Every year seems the biggest of my life.
Just when I am sure my life can expand no wider, each year gets huger and more expansive and crazy and FULL of STUFF—and for all the times I am sure the seams are about to bust the stretch and let me grow up and out and more. Looking back I am mouth hung open in wide disbelief like WHOA—nu uh. This is my life? Get out of town.
2009 brought me a brother home from Japan, another couple roommates to tell stories about, another bout of darker hair, an empty room for the first time in my college life, and a violin to learn to play. 2009 meant I am a legit college person—JUNIOR year.
2009 was the year I fell in love.
Oh, and signed up for my first real boyfriend.
This was the year, too, that I started to (gasp) like kissing.

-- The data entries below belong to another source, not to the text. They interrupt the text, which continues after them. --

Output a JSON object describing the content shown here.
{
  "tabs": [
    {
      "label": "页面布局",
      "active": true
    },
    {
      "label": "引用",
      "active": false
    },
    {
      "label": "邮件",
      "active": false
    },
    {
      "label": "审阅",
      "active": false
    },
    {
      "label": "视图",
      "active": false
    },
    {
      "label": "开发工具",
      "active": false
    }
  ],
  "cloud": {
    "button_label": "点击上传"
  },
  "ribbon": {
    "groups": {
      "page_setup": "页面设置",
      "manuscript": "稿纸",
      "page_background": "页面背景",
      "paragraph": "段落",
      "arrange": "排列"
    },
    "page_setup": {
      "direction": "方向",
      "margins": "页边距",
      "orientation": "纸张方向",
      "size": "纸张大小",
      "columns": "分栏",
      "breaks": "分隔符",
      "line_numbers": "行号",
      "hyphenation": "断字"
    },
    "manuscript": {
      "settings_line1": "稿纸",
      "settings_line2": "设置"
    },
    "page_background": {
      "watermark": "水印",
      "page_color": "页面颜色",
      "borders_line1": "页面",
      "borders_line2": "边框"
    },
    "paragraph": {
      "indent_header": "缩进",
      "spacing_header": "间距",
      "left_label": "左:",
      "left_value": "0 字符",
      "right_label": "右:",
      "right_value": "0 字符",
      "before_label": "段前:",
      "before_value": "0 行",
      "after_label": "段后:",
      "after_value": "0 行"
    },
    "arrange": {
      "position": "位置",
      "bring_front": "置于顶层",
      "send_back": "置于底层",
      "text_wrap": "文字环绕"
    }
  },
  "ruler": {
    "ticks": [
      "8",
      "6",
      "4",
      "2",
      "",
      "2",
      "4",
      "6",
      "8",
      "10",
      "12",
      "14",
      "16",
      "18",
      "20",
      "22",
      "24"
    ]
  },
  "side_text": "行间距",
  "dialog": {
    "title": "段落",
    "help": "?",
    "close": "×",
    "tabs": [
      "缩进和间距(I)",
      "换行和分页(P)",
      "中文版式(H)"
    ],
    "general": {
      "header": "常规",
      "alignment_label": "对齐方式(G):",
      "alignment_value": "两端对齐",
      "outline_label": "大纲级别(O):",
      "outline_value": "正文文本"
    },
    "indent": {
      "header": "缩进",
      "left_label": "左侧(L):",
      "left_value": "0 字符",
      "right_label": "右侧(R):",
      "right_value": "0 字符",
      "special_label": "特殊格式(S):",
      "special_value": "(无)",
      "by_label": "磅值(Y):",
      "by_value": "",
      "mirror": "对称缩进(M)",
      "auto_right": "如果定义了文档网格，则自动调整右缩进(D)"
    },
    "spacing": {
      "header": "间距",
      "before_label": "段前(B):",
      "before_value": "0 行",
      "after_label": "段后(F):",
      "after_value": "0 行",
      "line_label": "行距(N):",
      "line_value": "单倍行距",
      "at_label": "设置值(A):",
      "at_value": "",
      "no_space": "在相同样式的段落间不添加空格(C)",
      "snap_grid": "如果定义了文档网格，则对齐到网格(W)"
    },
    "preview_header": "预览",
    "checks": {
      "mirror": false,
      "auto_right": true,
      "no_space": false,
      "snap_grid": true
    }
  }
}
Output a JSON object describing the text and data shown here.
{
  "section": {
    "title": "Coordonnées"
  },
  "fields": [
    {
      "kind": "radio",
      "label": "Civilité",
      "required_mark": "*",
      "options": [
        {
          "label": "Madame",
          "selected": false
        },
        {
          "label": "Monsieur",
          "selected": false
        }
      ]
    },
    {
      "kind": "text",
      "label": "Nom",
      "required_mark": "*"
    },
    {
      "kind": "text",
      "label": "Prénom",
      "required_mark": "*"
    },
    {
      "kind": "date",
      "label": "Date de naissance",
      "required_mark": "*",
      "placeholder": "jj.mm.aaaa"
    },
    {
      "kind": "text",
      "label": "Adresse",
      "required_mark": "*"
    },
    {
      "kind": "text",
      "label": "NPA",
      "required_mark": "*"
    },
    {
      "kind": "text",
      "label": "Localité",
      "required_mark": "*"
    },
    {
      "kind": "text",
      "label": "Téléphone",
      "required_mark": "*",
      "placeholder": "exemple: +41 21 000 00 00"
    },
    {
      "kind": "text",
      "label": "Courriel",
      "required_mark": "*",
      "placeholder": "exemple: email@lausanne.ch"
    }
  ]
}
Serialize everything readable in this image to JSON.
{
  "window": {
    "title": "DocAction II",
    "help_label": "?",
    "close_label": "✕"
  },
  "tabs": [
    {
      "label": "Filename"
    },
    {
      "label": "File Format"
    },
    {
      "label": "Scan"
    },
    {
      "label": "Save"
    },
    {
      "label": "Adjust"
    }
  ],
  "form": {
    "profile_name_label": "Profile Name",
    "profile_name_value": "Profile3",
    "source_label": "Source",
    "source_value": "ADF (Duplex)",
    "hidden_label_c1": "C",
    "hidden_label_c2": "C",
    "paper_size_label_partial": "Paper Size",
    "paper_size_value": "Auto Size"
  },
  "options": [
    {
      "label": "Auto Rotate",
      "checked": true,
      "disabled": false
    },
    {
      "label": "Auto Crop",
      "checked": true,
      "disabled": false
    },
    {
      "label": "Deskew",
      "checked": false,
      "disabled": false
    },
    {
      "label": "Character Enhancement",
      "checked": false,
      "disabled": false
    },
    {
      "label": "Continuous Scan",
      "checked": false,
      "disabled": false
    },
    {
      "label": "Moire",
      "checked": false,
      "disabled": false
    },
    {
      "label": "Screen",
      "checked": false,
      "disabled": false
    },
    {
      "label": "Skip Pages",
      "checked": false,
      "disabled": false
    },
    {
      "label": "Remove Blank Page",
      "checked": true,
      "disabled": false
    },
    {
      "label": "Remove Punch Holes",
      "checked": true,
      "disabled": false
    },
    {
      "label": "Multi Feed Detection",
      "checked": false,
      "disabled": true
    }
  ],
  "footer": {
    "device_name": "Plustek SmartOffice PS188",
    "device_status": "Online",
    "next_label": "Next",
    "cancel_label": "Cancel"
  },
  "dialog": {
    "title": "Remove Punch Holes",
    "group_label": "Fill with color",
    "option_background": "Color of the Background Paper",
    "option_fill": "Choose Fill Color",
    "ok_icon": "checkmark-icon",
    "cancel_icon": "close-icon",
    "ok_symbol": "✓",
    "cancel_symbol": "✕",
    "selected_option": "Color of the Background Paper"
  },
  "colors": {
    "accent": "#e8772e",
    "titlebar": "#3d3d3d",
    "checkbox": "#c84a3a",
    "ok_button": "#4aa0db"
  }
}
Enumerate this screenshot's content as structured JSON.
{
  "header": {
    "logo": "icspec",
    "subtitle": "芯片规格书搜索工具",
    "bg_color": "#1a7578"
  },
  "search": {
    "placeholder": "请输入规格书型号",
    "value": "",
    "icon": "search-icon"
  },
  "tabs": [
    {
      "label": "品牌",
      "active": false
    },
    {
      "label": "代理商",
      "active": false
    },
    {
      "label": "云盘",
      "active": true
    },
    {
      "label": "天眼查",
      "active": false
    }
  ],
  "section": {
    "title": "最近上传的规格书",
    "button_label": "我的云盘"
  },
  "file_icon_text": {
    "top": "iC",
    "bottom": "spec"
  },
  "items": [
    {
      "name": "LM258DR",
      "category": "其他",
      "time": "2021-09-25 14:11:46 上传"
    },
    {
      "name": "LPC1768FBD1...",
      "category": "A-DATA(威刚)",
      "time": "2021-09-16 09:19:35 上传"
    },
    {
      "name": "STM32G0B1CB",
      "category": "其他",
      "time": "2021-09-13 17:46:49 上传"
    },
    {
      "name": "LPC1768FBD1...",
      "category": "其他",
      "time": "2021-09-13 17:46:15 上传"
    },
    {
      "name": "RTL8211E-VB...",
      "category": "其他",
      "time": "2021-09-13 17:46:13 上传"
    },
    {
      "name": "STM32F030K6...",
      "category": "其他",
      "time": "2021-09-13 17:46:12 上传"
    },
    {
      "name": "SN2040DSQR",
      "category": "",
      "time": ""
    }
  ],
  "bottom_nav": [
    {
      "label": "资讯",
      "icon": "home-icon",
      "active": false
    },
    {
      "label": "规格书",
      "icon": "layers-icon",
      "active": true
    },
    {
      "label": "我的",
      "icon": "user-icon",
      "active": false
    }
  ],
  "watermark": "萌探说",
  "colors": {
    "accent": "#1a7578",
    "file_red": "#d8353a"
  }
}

In 2009 I stayed the summer in Provo, and moved out of a castle and into a mothball potato bug love house. I got rejected from my program of choice, to come back to his office a few weeks later and try my hand at humility and real search for improvement. In 2009 I spent hundreds and hundreds of dollars on voice lessons and tuition and books and sidewalk chalk. In 2009 I started writing for real, trusting the value of my own words and aching for time to get them down. I picked off and reapplied probably POUNDS of mascara and cried off more. I read some life changing books and jammed on the piano in various classrooms and auditoriums. I learned about even more pain, things like abuse and rape and sexual assault and eating disorders—for someone who refuses to watch the news, this was a series of cold wind slaps in the face with a couple nights crying about why, why do people do these things to each other—but like all other painful things, these facts have taken their proper place in my mind and I am better for the knowing.
I experienced some of the most excruciating emotional pain of my life and the most exquisite joy, found in loving another human being.
Every year of my life holds so much—I’m still young enough to where each year is a bulging velvet bag, Santa style—spilling out with memories and little treasures of knowledge gleaned in classrooms and office desks and toys I’ve discovered like reading inspiring words and stalking photography blogs and going to Disneyworld. These things will flow to the new and up and coming years of my life—a steady stream of fresh-squeezed orange juice whose recipe is still under construction.
My life can sometimes be broken up this simply, into year-size stockings; but they’re all overflowing with the zesty orange juice of the vitality and flux of life. I don’t try to contain these juices. Bring it on.